Custom / prompted subagents. A subagent launched with a specific system prompt or specialized role. This is where you’d configure a subagent to behave as, say, a “security reviewer” with a specific checklist, or a “test writer” that only produces test files. The specialization comes from the prompt, not a different model — it’s still the same underlying Claude, just with a narrower framing that tends to keep it on task. Useful when you’re dispatching the same type of investigation repeatedly and want consistent output format.

The general guidance: use the least-capable subagent that can do the job. Read-only for exploration, full toolset only when the task genuinely requires writes or command execution.

Writing task prompts that produce usable results

A subagent is only as useful as what it returns. The task prompt has two jobs: specify what to investigate, and specify what format the result should take.

Most task prompts written in haste nail the first and skip the second. “Check all the tests related to the affiliate module” is a valid investigation scope, but the subagent will return whatever it considers a complete answer — which might be a narrative explanation, a raw list, a table, or a mix.
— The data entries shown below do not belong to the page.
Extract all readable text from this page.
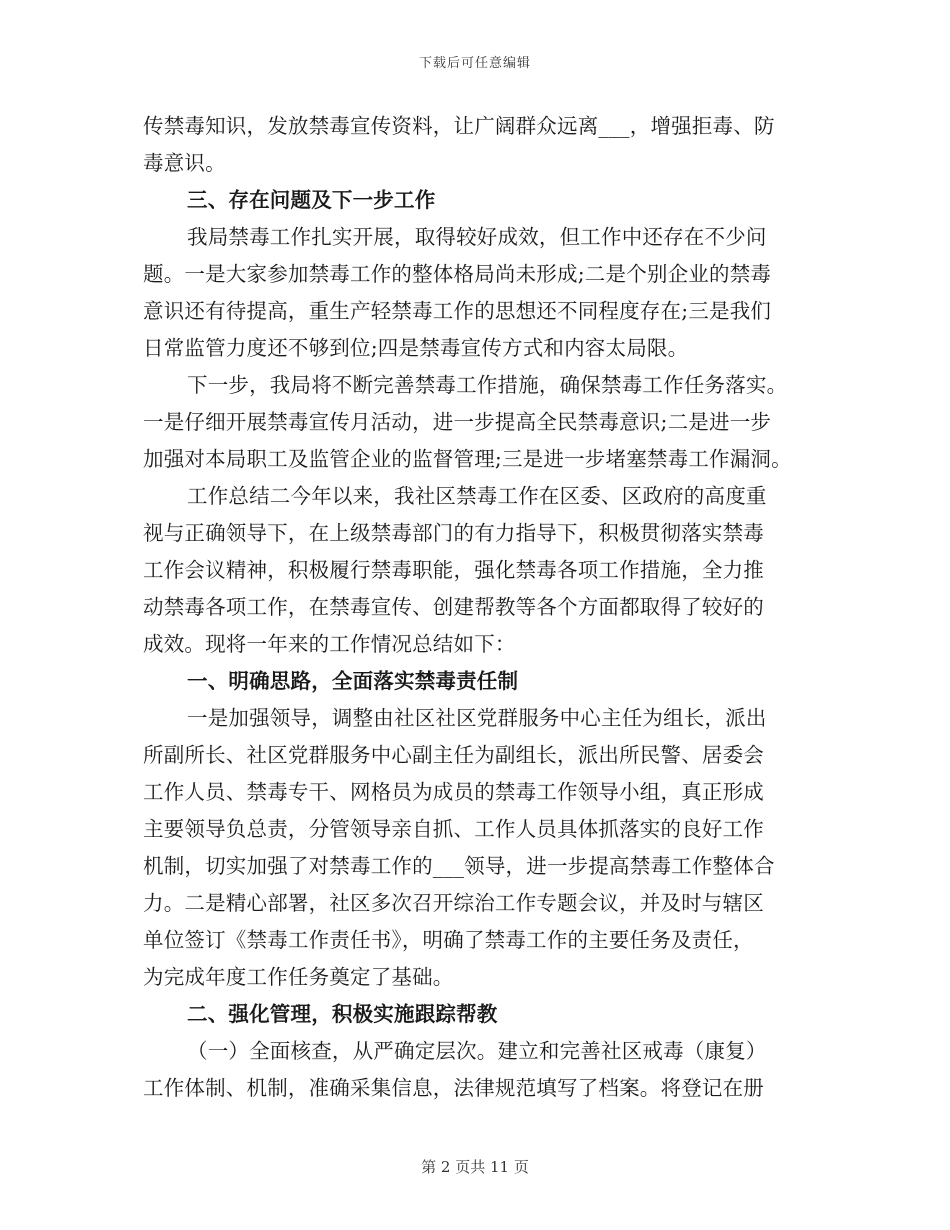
下载后可任意编辑
传禁毒知识，发放禁毒宣传资料，让广阔群众远离___，增强拒毒、防
毒意识。
三、存在问题及下一步工作
我局禁毒工作扎实开展，取得较好成效，但工作中还存在不少问
题。一是大家参加禁毒工作的整体格局尚未形成;二是个别企业的禁毒
意识还有待提高，重生产轻禁毒工作的思想还不同程度存在;三是我们
日常监管力度还不够到位;四是禁毒宣传方式和内容太局限。
下一步，我局将不断完善禁毒工作措施，确保禁毒工作任务落实。
一是仔细开展禁毒宣传月活动，进一步提高全民禁毒意识;二是进一步
加强对本局职工及监管企业的监督管理;三是进一步堵塞禁毒工作漏洞。
工作总结二今年以来，我社区禁毒工作在区委、区政府的高度重
视与正确领导下，在上级禁毒部门的有力指导下，积极贯彻落实禁毒
工作会议精神，积极履行禁毒职能，强化禁毒各项工作措施，全力推
动禁毒各项工作，在禁毒宣传、创建帮教等各个方面都取得了较好的
成效。现将一年来的工作情况总结如下：
一、明确思路，全面落实禁毒责任制
一是加强领导，调整由社区社区党群服务中心主任为组长，派出
所副所长、社区党群服务中心副主任为副组长，派出所民警、居委会
工作人员、禁毒专干、网格员为成员的禁毒工作领导小组，真正形成
主要领导负总责，分管领导亲自抓、工作人员具体抓落实的良好工作
机制，切实加强了对禁毒工作的___领导，进一步提高禁毒工作整体合
力。二是精心部署，社区多次召开综治工作专题会议，并及时与辖区
单位签订《禁毒工作责任书》，明确了禁毒工作的主要任务及责任，
为完成年度工作任务奠定了基础。
二、强化管理，积极实施跟踪帮教
（一）全面核查，从严确定层次。建立和完善社区戒毒（康复）
工作体制、机制，准确采集信息，法律规范填写了档案。将登记在册
第 2 页共 11 页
If you’re feeding the result into the main session’s reasoning, unpredictable format means unpredictable quality.

A better prompt structure:

Task: [what to investigate and scope boundaries]
Constraints: [what to include / exclude from the investigation]
Return format: [bullet list / table / one paragraph / file path list]
Return length: [number of lines or items maximum]

The return length constraint is particularly underused. Without it, a thorough subagent will return a thorough result — which may be 50 lines when you needed 8. Telling it “return at most 15 items, sorted by relevance” forces summarization and keeps the result proportional.
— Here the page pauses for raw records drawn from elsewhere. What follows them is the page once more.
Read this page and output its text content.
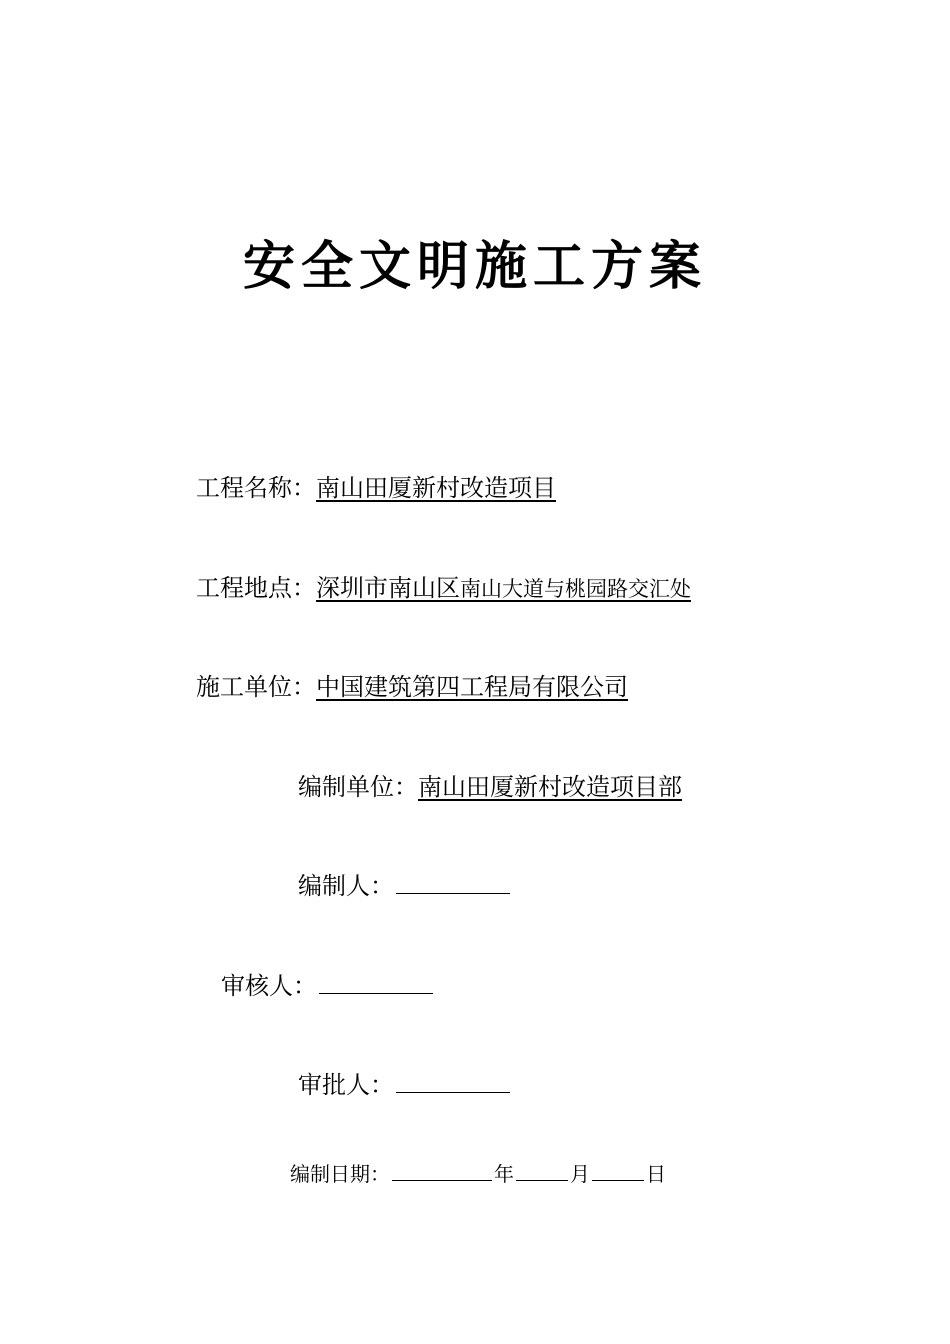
安全文明施工方案
工程名称：南山田厦新村改造项目
工程地点：深圳市南山区南山大道与桃园路交汇处
施工单位：中国建筑第四工程局有限公司
编制单位：南山田厦新村改造项目部
编制人：
审核人：
审批人：
编制日期：	年	月	日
One more thing worth being explicit about: scope boundaries. “Check all the tests” is broader than “Check tests in src/tests/ only.” Without scope constraints, a subagent may crawl further than you intended, running up token costs and potentially reading files you’d rather it didn’t touch. The read-only subagent type provides a safety floor, but explicit scope in the prompt is still clearer about intent.
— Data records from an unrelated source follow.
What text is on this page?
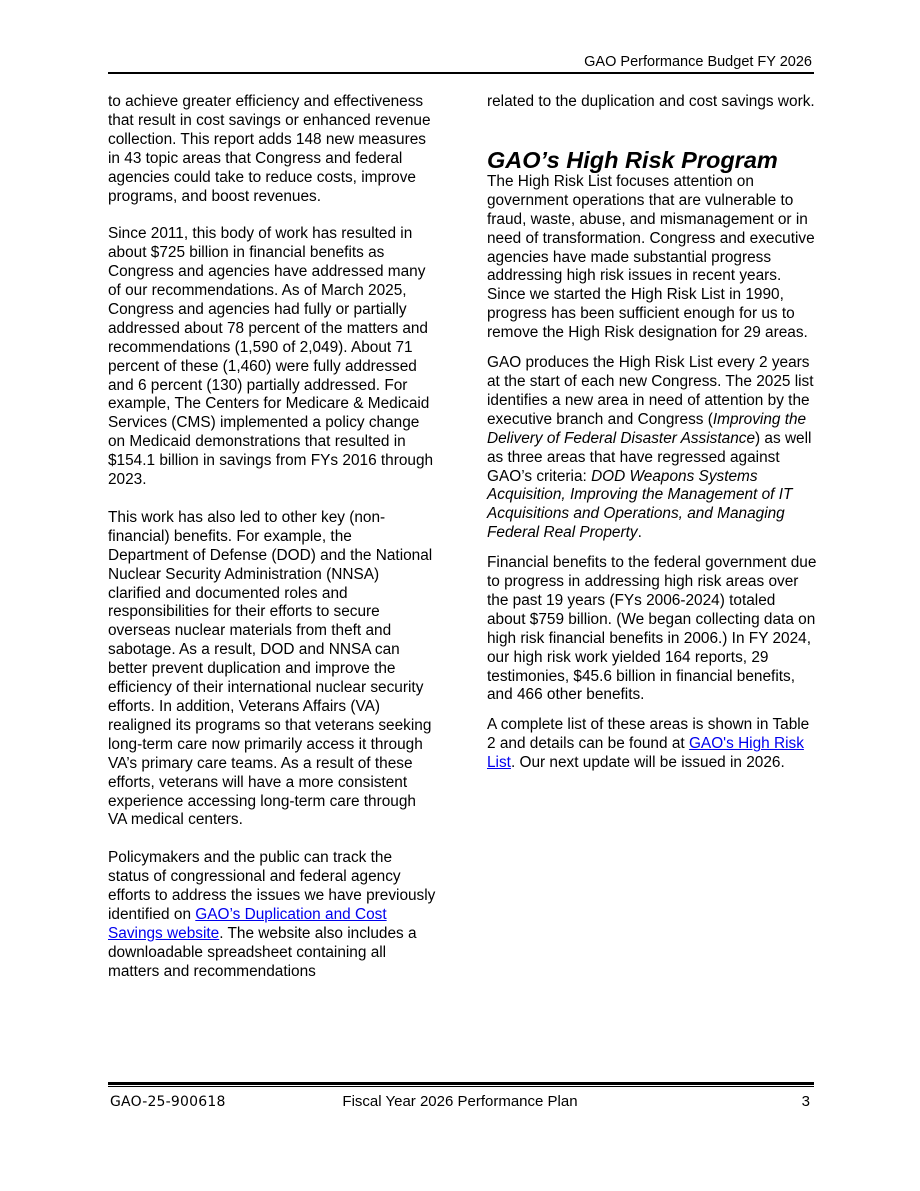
GAO Performance Budget FY 2026

to achieve greater efficiency and effectiveness that result in cost savings or enhanced revenue collection. This report adds 148 new measures in 43 topic areas that Congress and federal agencies could take to reduce costs, improve programs, and boost revenues.

Since 2011, this body of work has resulted in about $725 billion in financial benefits as Congress and agencies have addressed many of our recommendations. As of March 2025, Congress and agencies had fully or partially addressed about 78 percent of the matters and recommendations (1,590 of 2,049). About 71 percent of these (1,460) were fully addressed and 6 percent (130) partially addressed. For example, The Centers for Medicare & Medicaid Services (CMS) implemented a policy change on Medicaid demonstrations that resulted in $154.1 billion in savings from FYs 2016 through 2023.

This work has also led to other key (non-financial) benefits. For example, the Department of Defense (DOD) and the National Nuclear Security Administration (NNSA) clarified and documented roles and responsibilities for their efforts to secure overseas nuclear materials from theft and sabotage. As a result, DOD and NNSA can better prevent duplication and improve the efficiency of their international nuclear security efforts. In addition, Veterans Affairs (VA) realigned its programs so that veterans seeking long-term care now primarily access it through VA’s primary care teams. As a result of these efforts, veterans will have a more consistent experience accessing long-term care through VA medical centers.

Policymakers and the public can track the status of congressional and federal agency efforts to address the issues we have previously identified on GAO’s Duplication and Cost Savings website. The website also includes a downloadable spreadsheet containing all matters and recommendations

related to the duplication and cost savings work.

GAO’s High Risk Program

The High Risk List focuses attention on government operations that are vulnerable to fraud, waste, abuse, and mismanagement or in need of transformation. Congress and executive agencies have made substantial progress addressing high risk issues in recent years. Since we started the High Risk List in 1990, progress has been sufficient enough for us to remove the High Risk designation for 29 areas.

GAO produces the High Risk List every 2 years at the start of each new Congress. The 2025 list identifies a new area in need of attention by the executive branch and Congress (Improving the Delivery of Federal Disaster Assistance) as well as three areas that have regressed against GAO’s criteria: DOD Weapons Systems Acquisition, Improving the Management of IT Acquisitions and Operations, and Managing Federal Real Property.

Financial benefits to the federal government due to progress in addressing high risk areas over the past 19 years (FYs 2006-2024) totaled about $759 billion. (We began collecting data on high risk financial benefits in 2006.) In FY 2024, our high risk work yielded 164 reports, 29 testimonies, $45.6 billion in financial benefits, and 466 other benefits.

A complete list of these areas is shown in Table 2 and details can be found at GAO's High Risk List. Our next update will be issued in 2026.

GAO-25-900618	Fiscal Year 2026 Performance Plan	3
Good task prompts take 30 seconds longer to write than bad ones. The payoff is results you can actually use without cleaning up.

The main session is expensive to pollute and slow to recover from overloading. Subagents are cheap context windows that let you offload work that would otherwise dirty the main session.

The question to ask before dispatching: “Would I be comfortable if this subagent’s raw tool output appeared in my main session?” If yes, do it inline — the subagent overhead isn’t buying you anything. If no — if the output would be voluminous, noisy, or tangential — dispatch it and get a summary back instead.

The parallel dispatch case is a separate calculation: “Would I naturally do these three things in sequence?” If yes and they’re independent, dispatch them in parallel. The time savings compound on longer investigative sessions where you’d otherwise spend 15 minutes doing three serial searches.

What this still doesn’t solve: the main session’s own context growth from complex reasoning. Subagents handle the noise from external searches and tool calls, but the reasoning itself still accumulates. For sessions that are genuinely long, the better answer is a clean session with a tight scope, not a subagent-heavy session that tries to offset accumulated context. Subagents are useful, but they’re not a substitute for keeping the main task focused.

That said, once you’ve established the habit of reaching for a subagent for any non-trivial investigation, the main sessions stay coherent much longer. It’s one of the higher-leverage workflow changes available in Claude Code right now.